Two Years After Deadly Blaze, Basic Steps Towards Safer Housing Incomplete

Street art in Ladbroke Grove, West London, commemorating the victims of Grenfell Tower fire, December 2017. © Benjamin Ward/Human Rights Watch

On June 14, 2017, west London awoke to a disaster. The acrid smell of smoke and incessant sirens signalled something was deeply wrong.

The fire at Grenfell Tower in north Kensington took 72 lives and left 70 more injured, hundreds homeless, and a community in shock and grief.

Two years later, the sense that something is wrong remains.

Yes, a public inquiry has been set up to look at what led to the deaths and what lessons can be drawn for the future. Yet the inquiry has been beset by delays and a report setting out the conclusion of its first stage has yet to be published.

Yes, the government has agreed to fund the removal of the kind of flammable cladding that covered Grenfell Tower from other tall buildings. But as Grenfell United, a community group, highlighted this week, two years on some hi-rise buildings still have such cladding or lack basic safety measures like sprinklers.

Yes, the government commissioned a fire safety report in 2017 that called for systemic change to fire regulations that were not “fit for purpose.” Yet more than a year after its publication, the government is still “consulting” on possible changes.

Yes, the Metropolitan Police is pursuing criminal investigations into possible manslaughter charges relating to the fire, and have interviewed 13 possible suspects. But no individual or organisation has yet faced a single criminal charge for what took place and police say it may be another two years before any charges are brought.

Prime Minister Theresa May made a promise to the survivors and the families of the victims that she would not let them down.

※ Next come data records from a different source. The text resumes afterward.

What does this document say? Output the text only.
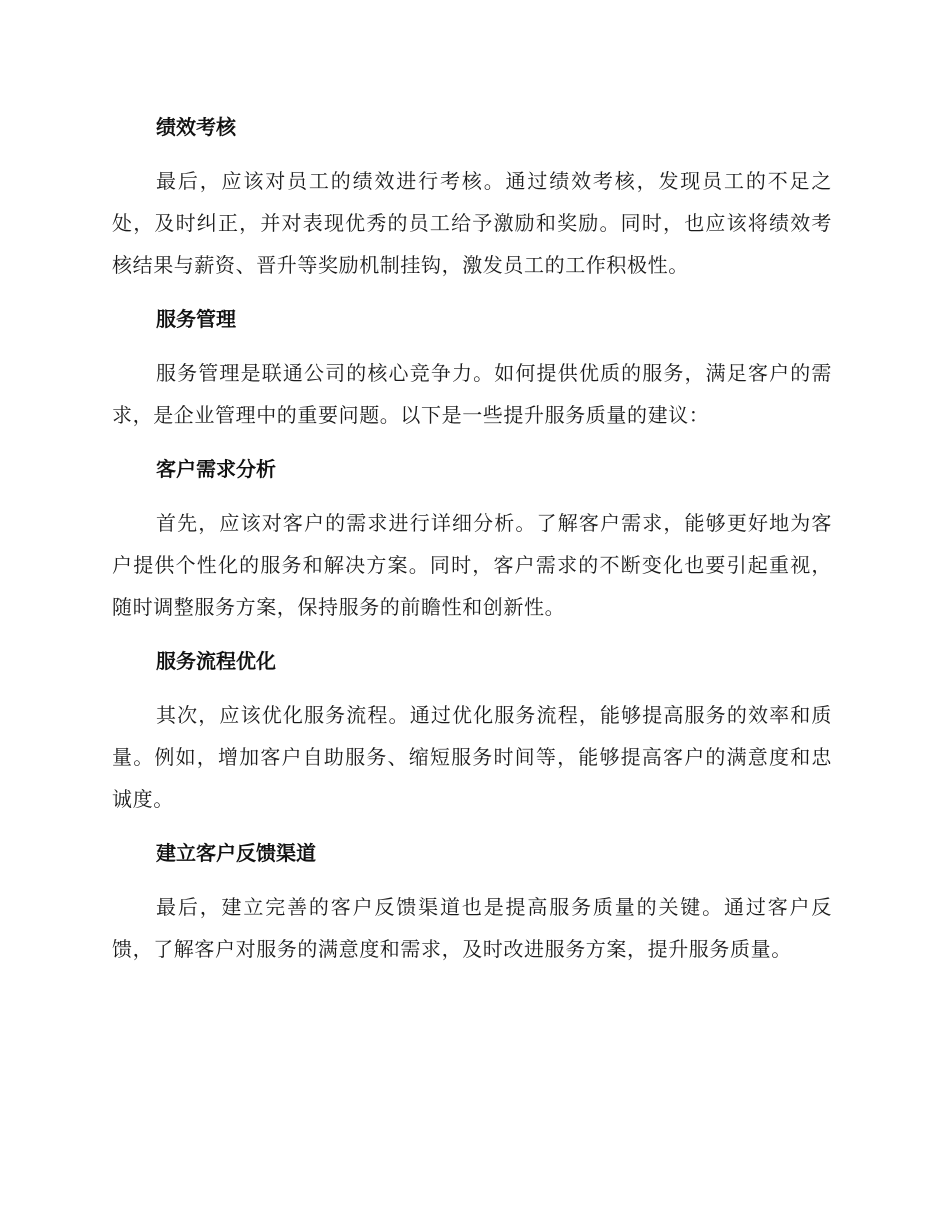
绩效考核

最后，应该对员工的绩效进行考核。通过绩效考核，发现员工的不足之处，及时纠正，并对表现优秀的员工给予激励和奖励。同时，也应该将绩效考核结果与薪资、晋升等奖励机制挂钩，激发员工的工作积极性。

服务管理

服务管理是联通公司的核心竞争力。如何提供优质的服务，满足客户的需求，是企业管理中的重要问题。以下是一些提升服务质量的建议：

客户需求分析

首先，应该对客户的需求进行详细分析。了解客户需求，能够更好地为客户提供个性化的服务和解决方案。同时，客户需求的不断变化也要引起重视，随时调整服务方案，保持服务的前瞻性和创新性。

服务流程优化

其次，应该优化服务流程。通过优化服务流程，能够提高服务的效率和质量。例如，增加客户自助服务、缩短服务时间等，能够提高客户的满意度和忠诚度。

建立客户反馈渠道

最后，建立完善的客户反馈渠道也是提高服务质量的关键。通过客户反馈，了解客户对服务的满意度和需求，及时改进服务方案，提升服务质量。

More importantly, the UK government has a duty under human rights law to protect people’s lives, including by making sure housing is safe to live in. Earlier this year, a national human rights institution concluded that the authorities’ failure to make Grenfell safe before the fire fell foul of that duty.

Two years on, it is evident that those who died and those who survived that dreadful night still lack the thing they need the most: justice.